Online innovation, or finding new digital solutions doesn’t have to mean spending a bomb. It doesn’t mean you have to waste a lot of time doing it either.

There is a misconception that innovating online is a long and costly process. It doesn’t have to be, to get great results. Recently our team developed 360 degree place videos that users could self-navigate, as a way of experiencing places at a time where they couldn’t get to them. We did this in 24 hours from inception to delivery of our first prototype. Our secret? It wasn’t technical expertise. Or a large team with a budget. It was research. Google. We found the apps and platforms to do it ourselves – and for free. If you have an idea, but it seems out of reach, Google ‘how’. You might be surprised about just how much is already out there that can simply and quickly give you better online cut through, for less.

4. Being actively-Interactive.

This doesn’t mean immediate implementation of brand new digital platforms or software. That can be an overwhelming, costly and time consuming place to start. Rather revisit the existing platforms your company may already have access to the solutions. See what other adaptable functionality you may already have from an online engagement or digital communications perspective. Check you online plugins and options for existing software. Where once it may not have been something that people had an appetite for, it may be perfect for them now. You might actually even find something to engage better in the current times – that can generate a similar type of quality outcomes that you needed to achieve before COVID-19 hit.

Another active thing to do? Revisit your understanding of where and how your targeted stakeholders are playing – and operating – in online realms. This simple move could mean immense success in online engagement outcomes. Knowing what times, and where they now may be frequenting online places, since the reliance on digital communication has increased, means that doing just a little bit extra, and actively understanding their new (although arguably temporary) existence online, and interacting with them there, could be one of the best things you can do to ensure greater engagement program participation rates.

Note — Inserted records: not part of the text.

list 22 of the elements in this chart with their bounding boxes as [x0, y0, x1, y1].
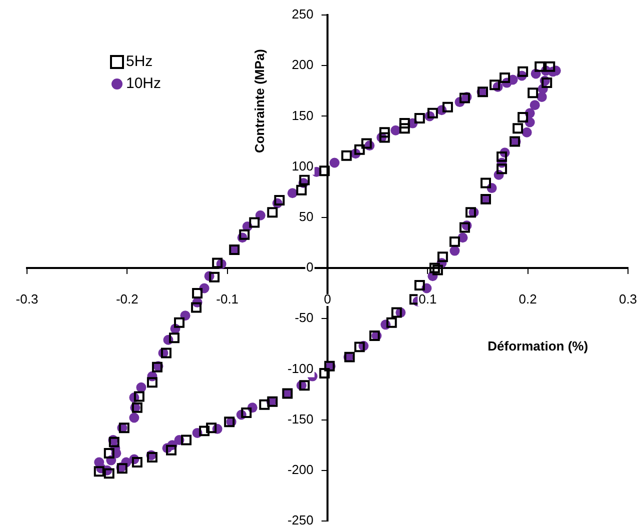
- x-tick-label: 0.1: [418, 292, 437, 307]
- y-tick-label: -250: [287, 512, 314, 528]
- x-tick-label: -0.1: [216, 292, 239, 307]
- x-tick-label: -0.3: [16, 292, 38, 307]
- legend-label: 10Hz: [126, 75, 162, 92]
- y-tick-label: 250: [292, 6, 314, 22]
- y-tick-label: 100: [292, 158, 314, 174]
- y-tick-label: 50: [299, 208, 314, 224]
- y-tick-label: 0: [306, 260, 314, 275]
- y-tick-label: -200: [287, 462, 314, 477]
- legend-label: 5Hz: [126, 53, 153, 70]
- y-tick-label: -100: [287, 360, 314, 376]
- y-axis-title: Contrainte (MPa): [252, 49, 267, 154]
- x-tick-label: 0.2: [518, 292, 537, 307]
- y-tick-label: -150: [287, 411, 314, 426]
- y-tick-label: 150: [292, 108, 314, 123]
- y-tick-label: -50: [294, 310, 314, 326]
- x-tick-label: 0: [324, 292, 332, 307]
- x-tick-label: 0.3: [618, 292, 638, 307]
- x-tick-label: -0.2: [116, 292, 138, 307]
- y-tick-label: 200: [292, 57, 314, 72]
- x-axis-title: Déformation (%): [488, 338, 588, 354]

5. Muscle-up your ‘Comms Game’.

This brings me to my next point. An integrated mix of communications and marketing efforts to promote your engagement program is always a necessity. It’s what drives your participation rates best. But it is important to consider the need for a strong shift and elevation in how you are creating that visibility and promotion around your engagement program now more than ever, particularly in online environments. Audiences might be more captive online, but it doesn’t mean they can see you in the same ways with previously tried and tested comms campaigns. The advice is to revisit your standard rules for programme promotion shift it, and ramp it. Make sure you have a solid communications plan that is targeting the right people in the right online places. Promotion breeds participation, so don’t forget this when engaging online during the current climate.

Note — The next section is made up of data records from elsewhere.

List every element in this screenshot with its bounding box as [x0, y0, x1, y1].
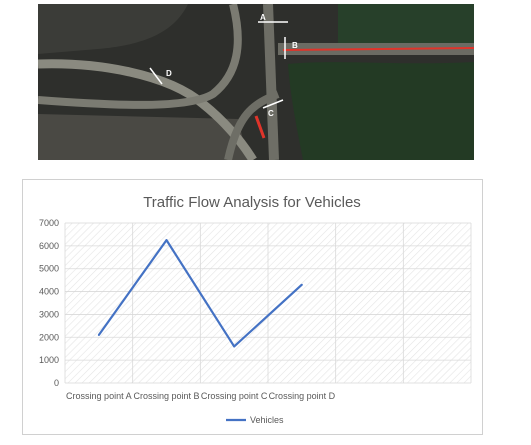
- aerial-road-southwest: [224, 90, 280, 160]
- x-tick-label: Crossing point D: [269, 391, 336, 401]
- y-tick-label: 0: [54, 378, 59, 388]
- y-tick-label: 3000: [39, 309, 59, 319]
- aerial-point-d-label: D: [166, 69, 172, 78]
- data-point: [97, 334, 100, 336]
- x-tick-label: Crossing point C: [201, 391, 268, 401]
- aerial-flyover-d: [38, 59, 257, 160]
- y-tick-label: 1000: [39, 355, 59, 365]
- aerial-road-vertical: [263, 4, 279, 160]
- aerial-marker-b: [282, 47, 474, 51]
- data-point: [165, 239, 168, 242]
- y-tick-label: 2000: [39, 332, 59, 342]
- aerial-point-c-label: C: [268, 109, 274, 118]
- y-tick-label: 7000: [39, 218, 59, 228]
- legend-label: Vehicles: [250, 415, 284, 425]
- x-tick-label: Crossing point A: [66, 391, 132, 401]
- aerial-line-d: [149, 67, 163, 85]
- aerial-flyover-curve: [38, 4, 242, 109]
- aerial-trees-top-right: [338, 4, 474, 45]
- y-tick-label: 6000: [39, 241, 59, 251]
- aerial-photo-drawing: A B C D: [38, 4, 474, 160]
- y-tick-label: 4000: [39, 287, 59, 297]
- aerial-buildings-top-left: [38, 4, 188, 54]
- x-tick-label: Crossing point B: [133, 391, 199, 401]
- y-axis-ticks: 0 1000 2000 3000 4000 5000 6000 7000: [39, 218, 59, 388]
- line-chart: Traffic Flow Analysis for Vehicles 0 1000…: [39, 194, 472, 425]
- series-layer: [97, 239, 303, 348]
- aerial-point-b-label: B: [292, 41, 298, 50]
- chart-title: Traffic Flow Analysis for Vehicles: [143, 194, 361, 211]
- aerial-buildings-bottom-left: [38, 114, 248, 160]
- legend: Vehicles: [226, 415, 284, 425]
- aerial-point-a-label: A: [260, 13, 266, 22]
- chart-frame: Traffic Flow Analysis for Vehicles 0 1000…: [22, 179, 483, 435]
- data-point: [300, 283, 303, 286]
- aerial-line-c: [262, 99, 284, 109]
- data-point: [233, 345, 236, 348]
- aerial-photo: A B C D: [38, 4, 474, 160]
- series-line-vehicles: [97, 239, 303, 348]
- x-axis-ticks: Crossing point A Crossing point B Crossing…: [66, 391, 336, 401]
- gridlines: [64, 222, 472, 384]
- aerial-trees-right: [288, 62, 474, 160]
- y-tick-label: 5000: [39, 264, 59, 274]
- aerial-marker-c: [254, 115, 266, 139]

6. It’s a great time for a Frank Chat.

Things are moving so quickly right now. People have been ripped out of their social circles overnight. Many are housebound – and if you have kids, or even a menagerie of fur babies to share it with, the walls could be closing in quickly.

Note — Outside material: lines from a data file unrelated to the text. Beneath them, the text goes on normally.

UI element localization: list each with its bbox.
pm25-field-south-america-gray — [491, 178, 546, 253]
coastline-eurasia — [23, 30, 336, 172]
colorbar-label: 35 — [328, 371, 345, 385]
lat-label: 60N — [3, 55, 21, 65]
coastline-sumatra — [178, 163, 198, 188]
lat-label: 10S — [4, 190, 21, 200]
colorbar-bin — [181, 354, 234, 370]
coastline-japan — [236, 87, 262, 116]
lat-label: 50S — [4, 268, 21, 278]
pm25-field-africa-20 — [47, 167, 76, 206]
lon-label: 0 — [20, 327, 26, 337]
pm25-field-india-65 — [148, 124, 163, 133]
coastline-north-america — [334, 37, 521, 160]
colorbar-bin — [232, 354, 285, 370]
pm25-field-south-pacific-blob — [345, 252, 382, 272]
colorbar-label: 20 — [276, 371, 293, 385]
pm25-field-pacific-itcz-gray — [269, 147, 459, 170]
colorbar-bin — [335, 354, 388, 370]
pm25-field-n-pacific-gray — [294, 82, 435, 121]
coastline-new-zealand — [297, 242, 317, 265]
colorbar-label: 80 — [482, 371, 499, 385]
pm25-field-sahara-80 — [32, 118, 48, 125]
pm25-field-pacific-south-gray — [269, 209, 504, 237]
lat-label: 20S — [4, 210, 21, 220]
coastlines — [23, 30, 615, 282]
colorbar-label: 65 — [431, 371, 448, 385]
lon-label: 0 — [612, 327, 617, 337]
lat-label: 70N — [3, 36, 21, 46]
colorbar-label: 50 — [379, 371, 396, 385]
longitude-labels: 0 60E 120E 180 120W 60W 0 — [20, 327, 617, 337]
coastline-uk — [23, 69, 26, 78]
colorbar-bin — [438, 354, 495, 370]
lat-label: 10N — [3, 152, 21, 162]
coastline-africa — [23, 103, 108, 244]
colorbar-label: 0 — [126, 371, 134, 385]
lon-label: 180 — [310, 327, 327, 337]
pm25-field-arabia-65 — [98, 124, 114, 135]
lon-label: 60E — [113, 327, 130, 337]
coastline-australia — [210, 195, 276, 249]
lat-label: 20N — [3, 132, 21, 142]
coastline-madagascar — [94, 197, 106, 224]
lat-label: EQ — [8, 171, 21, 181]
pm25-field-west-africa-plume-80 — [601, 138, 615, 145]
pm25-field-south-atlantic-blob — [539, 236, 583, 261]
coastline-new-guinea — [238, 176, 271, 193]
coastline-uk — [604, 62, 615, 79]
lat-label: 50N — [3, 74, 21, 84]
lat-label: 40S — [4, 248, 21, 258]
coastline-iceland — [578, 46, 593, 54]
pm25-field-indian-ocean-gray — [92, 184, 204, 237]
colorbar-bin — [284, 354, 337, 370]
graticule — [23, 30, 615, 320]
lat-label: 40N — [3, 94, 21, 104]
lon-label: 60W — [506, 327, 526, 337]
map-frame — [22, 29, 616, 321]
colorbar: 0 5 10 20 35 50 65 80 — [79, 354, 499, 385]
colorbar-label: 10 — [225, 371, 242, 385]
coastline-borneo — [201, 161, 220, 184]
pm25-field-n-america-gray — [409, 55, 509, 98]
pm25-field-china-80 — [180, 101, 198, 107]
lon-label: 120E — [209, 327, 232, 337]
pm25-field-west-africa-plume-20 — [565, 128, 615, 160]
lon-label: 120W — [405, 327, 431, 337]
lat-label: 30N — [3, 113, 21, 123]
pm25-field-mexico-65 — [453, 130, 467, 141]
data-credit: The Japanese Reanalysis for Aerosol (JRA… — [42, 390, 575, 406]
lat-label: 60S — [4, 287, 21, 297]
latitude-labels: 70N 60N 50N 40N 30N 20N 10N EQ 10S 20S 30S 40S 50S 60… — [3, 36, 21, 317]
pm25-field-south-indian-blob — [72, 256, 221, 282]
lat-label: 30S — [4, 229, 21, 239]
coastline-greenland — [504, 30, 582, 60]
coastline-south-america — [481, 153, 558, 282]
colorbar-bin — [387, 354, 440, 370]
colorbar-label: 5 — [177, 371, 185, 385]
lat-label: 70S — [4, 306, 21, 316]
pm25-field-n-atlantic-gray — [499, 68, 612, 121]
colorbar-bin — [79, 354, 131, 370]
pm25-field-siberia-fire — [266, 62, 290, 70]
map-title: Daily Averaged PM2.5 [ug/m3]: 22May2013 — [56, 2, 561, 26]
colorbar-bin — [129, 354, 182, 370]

Recent results for our own digital solutions are seeing rapid bursts in online response rates – much more than normal. Particularly for more interactive online surveys. So perhaps there is evidence to suggest that there is a shift towards a new social craving for human connection that people may actually be actively looking for, in ways we haven’t yet seen.

Our ability to go digital is such an advantage that this generation has over any other that has lived through a Pandemic, World War, or Zombie Apocalypse (for example).

We should be capitalising on this ability to maintain social connection and still communicate meaningfully with our communities and stakeholders.

Like any revolution or significant moment in time that sparked historical change, herein lies a possible opportunity for the birth of a new era in consultation and engagement practice. And that could continue on past all this. it’s one that we can all be a part of, with very little time or cost disruption…. all it needs is just a little bit more clever and collaborative thinking!